Google has rolled out the alpha version of Kotlin Symbol Processing (KSP), an API for building lightweight compiler plug-ins in the Kotlin language.
Similar to the Kapt compiler plug-in for annotation processing, but said to be faster, KSP offers direct access to Kotlin compiler capabilities. Implemented as a compiler plug-in itself, KSP is designed to obscure compiler changes and minimise maintenance efforts.
KSP features an API for directly parsing Kotlin code, to reduce the build speed tax imposed by Kapt stub generation. Kotlin faces a challenge in that it lacks a native annotation processing system, although annotation processors such as Room exist for Kotlin, Google said in a bulletin published on February 10.
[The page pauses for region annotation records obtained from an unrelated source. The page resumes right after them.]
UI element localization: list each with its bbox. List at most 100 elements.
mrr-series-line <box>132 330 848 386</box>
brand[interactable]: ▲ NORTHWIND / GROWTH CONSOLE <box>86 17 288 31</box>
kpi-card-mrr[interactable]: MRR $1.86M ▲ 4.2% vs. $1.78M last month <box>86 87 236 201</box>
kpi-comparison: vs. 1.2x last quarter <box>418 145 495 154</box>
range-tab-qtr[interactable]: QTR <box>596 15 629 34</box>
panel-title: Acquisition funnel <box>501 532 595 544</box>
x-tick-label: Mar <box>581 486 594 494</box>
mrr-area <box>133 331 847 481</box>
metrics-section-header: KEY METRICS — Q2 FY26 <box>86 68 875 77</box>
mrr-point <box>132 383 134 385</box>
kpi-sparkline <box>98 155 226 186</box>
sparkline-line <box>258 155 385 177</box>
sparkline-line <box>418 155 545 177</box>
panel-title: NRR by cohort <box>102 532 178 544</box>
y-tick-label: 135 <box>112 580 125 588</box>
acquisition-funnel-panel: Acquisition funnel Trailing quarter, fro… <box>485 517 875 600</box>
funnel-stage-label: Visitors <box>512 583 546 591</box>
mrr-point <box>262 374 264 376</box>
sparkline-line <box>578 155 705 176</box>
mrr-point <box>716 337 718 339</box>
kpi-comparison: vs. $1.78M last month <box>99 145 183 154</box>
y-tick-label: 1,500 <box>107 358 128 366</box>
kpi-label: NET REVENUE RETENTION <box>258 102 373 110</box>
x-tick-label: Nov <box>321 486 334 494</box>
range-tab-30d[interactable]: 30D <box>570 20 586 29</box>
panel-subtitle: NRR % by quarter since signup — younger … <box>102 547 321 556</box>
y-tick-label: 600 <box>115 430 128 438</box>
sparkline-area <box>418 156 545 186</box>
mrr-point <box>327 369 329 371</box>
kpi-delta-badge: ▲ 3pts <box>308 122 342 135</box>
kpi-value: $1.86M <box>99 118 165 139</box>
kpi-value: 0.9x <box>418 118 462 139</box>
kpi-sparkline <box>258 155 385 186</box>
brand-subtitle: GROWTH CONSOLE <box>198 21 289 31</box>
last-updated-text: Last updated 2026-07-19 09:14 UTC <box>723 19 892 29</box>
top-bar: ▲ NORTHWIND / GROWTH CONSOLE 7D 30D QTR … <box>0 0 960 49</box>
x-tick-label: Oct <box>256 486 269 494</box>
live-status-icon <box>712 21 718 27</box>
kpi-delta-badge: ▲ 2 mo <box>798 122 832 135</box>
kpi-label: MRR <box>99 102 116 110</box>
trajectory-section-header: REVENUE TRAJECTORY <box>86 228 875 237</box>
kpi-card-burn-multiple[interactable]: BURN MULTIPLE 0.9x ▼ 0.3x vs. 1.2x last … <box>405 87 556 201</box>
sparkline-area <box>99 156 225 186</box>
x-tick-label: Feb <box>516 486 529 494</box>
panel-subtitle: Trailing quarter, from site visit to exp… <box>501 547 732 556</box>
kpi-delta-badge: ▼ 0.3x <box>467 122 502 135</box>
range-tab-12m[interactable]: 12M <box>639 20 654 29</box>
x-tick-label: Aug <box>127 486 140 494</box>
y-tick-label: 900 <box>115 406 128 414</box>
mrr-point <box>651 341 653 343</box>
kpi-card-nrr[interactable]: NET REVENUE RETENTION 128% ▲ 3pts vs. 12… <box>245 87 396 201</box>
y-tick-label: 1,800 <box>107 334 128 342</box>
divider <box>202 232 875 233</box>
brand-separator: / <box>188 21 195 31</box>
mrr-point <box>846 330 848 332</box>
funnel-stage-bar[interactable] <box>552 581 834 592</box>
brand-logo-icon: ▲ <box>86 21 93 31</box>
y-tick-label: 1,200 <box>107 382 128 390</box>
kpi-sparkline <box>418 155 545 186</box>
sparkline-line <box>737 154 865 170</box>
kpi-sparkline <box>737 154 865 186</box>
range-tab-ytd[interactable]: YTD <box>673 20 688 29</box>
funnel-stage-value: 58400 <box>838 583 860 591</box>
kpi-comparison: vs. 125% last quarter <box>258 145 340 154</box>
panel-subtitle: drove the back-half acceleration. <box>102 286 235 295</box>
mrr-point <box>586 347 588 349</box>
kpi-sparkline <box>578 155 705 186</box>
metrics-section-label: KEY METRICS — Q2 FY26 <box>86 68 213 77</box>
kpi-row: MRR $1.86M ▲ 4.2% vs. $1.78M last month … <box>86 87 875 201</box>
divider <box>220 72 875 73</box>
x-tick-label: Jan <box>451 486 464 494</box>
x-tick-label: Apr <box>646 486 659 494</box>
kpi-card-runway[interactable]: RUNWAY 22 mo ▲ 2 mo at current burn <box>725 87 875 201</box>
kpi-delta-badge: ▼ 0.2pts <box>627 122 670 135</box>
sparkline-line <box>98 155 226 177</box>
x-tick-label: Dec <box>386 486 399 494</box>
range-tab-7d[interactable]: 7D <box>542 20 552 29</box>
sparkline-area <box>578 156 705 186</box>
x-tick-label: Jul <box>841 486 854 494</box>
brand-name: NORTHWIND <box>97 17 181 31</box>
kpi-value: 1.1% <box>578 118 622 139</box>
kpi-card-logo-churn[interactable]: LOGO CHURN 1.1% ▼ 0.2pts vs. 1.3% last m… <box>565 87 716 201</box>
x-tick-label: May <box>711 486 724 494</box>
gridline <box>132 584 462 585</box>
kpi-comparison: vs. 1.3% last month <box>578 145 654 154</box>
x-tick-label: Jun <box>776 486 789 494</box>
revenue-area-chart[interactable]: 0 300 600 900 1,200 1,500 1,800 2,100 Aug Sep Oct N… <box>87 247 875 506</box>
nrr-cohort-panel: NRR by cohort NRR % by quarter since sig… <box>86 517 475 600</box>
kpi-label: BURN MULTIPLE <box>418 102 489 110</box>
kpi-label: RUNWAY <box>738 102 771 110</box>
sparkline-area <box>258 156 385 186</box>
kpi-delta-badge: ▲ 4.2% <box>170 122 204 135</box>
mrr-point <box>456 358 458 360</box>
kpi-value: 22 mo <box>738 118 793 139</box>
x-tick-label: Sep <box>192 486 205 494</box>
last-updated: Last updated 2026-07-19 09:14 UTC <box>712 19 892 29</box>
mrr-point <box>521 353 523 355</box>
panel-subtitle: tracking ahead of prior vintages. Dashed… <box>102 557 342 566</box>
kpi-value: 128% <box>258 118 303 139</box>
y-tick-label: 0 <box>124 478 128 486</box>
A library supporting KSP resembles a normal annotation processor, albeit faster. Note that using Kapt and KSP in the same module likely will slow down a build initially. Thus, during the alpha phase, it is advised that KSP and Kapt be maintained in separate modules. As more annotation processors adopt KSP, the tool is expected to become a drop-in replacement for Kapt.
Kotlin has become a viable choice for Android application development. But KSP is being developed with the goal of it being multi-platform; thus it is not tied to the JVM. Compatible with Kotlin 1.34.0, KSP has been likened to a preprocessor framework for Kotlin programs.
KSP source code and documentation can be found in GitHub. Developers can see what KSP looks like in action via the KSP Playground project, accessible via a link in the bulletin on the project. With the API still in development and likely to change, it is not advisable yet to use KSP in production.